Kith and Kin is part of the hotel InterContinental Washington D.C. — The Wharf, and had been closed from March until June of this year because of the coronavirus lockdown.
Onwuachi said that the time off gave him some space to reflect on what was important to him. He had returned to the Bronx, where he grew up, working with World Central Kitchen.
“It was inspiring to cook for the community,” he said. “It wasn’t, ‘oh the nuances, this curry doesn’t have enough anise seed in it.’ They were just like, ‘thank you for this food.’”
The chef is unsure of his future plans but he will, of course, stay in the kitchen. “I’m going to cook, I was born to cook, I have to cook,” he said. “But I do need to take some time to think about how to build a better future. And I need ownership to do that.”
Onwuachi follows pastry chef Paola Velez out the door of Kith and Kin, who left last month.
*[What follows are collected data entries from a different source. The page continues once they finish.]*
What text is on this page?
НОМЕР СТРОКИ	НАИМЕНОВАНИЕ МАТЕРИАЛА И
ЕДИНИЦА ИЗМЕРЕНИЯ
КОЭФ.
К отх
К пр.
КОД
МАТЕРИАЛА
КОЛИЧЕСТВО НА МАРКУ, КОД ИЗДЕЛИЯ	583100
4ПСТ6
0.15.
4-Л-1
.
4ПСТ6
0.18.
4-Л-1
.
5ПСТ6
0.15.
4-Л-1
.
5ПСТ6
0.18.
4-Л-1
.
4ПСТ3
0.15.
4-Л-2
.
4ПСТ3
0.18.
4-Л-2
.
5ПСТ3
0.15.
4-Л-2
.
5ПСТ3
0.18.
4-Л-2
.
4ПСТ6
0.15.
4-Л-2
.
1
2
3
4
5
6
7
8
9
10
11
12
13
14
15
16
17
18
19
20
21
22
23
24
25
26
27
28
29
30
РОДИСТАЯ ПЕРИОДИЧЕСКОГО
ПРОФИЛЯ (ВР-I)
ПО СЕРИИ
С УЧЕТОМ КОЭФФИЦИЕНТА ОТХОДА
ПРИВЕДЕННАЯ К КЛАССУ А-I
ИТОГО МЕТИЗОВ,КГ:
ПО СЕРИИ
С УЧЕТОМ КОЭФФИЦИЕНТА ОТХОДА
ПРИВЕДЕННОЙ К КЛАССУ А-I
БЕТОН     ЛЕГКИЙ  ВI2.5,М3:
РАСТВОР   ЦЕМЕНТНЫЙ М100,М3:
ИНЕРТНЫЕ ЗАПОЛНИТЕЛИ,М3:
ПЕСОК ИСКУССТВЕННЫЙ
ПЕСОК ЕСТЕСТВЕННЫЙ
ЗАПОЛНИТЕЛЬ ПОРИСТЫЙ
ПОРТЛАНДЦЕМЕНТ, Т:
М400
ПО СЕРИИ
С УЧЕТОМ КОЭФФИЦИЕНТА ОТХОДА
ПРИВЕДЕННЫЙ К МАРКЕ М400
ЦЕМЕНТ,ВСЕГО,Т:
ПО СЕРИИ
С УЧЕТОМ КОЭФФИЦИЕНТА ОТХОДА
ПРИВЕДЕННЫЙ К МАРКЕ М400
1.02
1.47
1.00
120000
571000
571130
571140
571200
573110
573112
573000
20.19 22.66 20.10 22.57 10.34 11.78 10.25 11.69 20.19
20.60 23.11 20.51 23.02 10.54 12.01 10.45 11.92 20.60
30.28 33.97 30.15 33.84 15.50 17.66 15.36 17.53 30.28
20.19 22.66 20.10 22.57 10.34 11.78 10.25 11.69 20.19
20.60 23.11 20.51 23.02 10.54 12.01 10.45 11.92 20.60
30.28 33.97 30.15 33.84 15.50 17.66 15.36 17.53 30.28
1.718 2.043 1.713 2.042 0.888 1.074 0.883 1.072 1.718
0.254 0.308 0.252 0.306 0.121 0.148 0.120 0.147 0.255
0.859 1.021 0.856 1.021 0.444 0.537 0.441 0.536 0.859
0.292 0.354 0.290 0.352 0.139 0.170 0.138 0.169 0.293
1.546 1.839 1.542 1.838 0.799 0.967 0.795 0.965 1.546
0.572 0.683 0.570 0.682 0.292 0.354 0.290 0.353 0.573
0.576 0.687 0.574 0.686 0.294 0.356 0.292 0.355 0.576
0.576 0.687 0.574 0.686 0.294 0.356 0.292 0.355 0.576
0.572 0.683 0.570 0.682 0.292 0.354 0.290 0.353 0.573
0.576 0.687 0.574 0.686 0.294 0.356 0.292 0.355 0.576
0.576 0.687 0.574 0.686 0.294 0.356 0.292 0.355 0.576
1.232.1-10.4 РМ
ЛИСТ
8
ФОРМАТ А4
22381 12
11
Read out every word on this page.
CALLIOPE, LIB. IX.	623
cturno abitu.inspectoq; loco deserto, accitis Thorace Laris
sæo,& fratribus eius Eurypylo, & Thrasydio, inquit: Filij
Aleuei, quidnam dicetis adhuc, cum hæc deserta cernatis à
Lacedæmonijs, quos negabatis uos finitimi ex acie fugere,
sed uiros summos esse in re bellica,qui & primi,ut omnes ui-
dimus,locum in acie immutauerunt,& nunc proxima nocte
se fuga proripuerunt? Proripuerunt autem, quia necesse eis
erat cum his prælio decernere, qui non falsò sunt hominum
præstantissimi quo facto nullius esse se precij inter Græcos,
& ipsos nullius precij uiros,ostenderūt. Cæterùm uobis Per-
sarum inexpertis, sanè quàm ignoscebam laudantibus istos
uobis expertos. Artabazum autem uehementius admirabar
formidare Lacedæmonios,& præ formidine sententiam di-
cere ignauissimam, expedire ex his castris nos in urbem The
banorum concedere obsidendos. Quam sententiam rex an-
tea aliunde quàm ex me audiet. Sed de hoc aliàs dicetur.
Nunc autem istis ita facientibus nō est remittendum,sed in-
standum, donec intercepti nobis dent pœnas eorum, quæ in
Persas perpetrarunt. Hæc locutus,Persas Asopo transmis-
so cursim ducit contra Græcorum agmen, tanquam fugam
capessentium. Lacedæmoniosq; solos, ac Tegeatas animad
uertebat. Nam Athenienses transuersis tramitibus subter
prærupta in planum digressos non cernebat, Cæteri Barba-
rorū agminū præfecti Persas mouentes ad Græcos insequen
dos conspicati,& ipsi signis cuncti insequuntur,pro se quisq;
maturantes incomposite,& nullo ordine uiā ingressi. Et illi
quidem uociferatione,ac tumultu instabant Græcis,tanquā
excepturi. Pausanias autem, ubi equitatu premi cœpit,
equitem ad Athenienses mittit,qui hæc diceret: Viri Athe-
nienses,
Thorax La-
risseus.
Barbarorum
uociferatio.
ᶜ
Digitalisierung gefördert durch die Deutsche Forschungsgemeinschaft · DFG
She said that the closure of the restaurant, the pandemic and the Black Lives Matter movement had made her reorganise her priorities and “do things for the betterment of other people.”
In June, she co-founded Bakers Against Racism, an online bake sale in aid of black communities, raising $1.9 million so far.
“In our industry we are always typically fighting to keep the doors open,” she said. “Once the doors were blown off the hinges, I had time on my hands and was able to think things through.”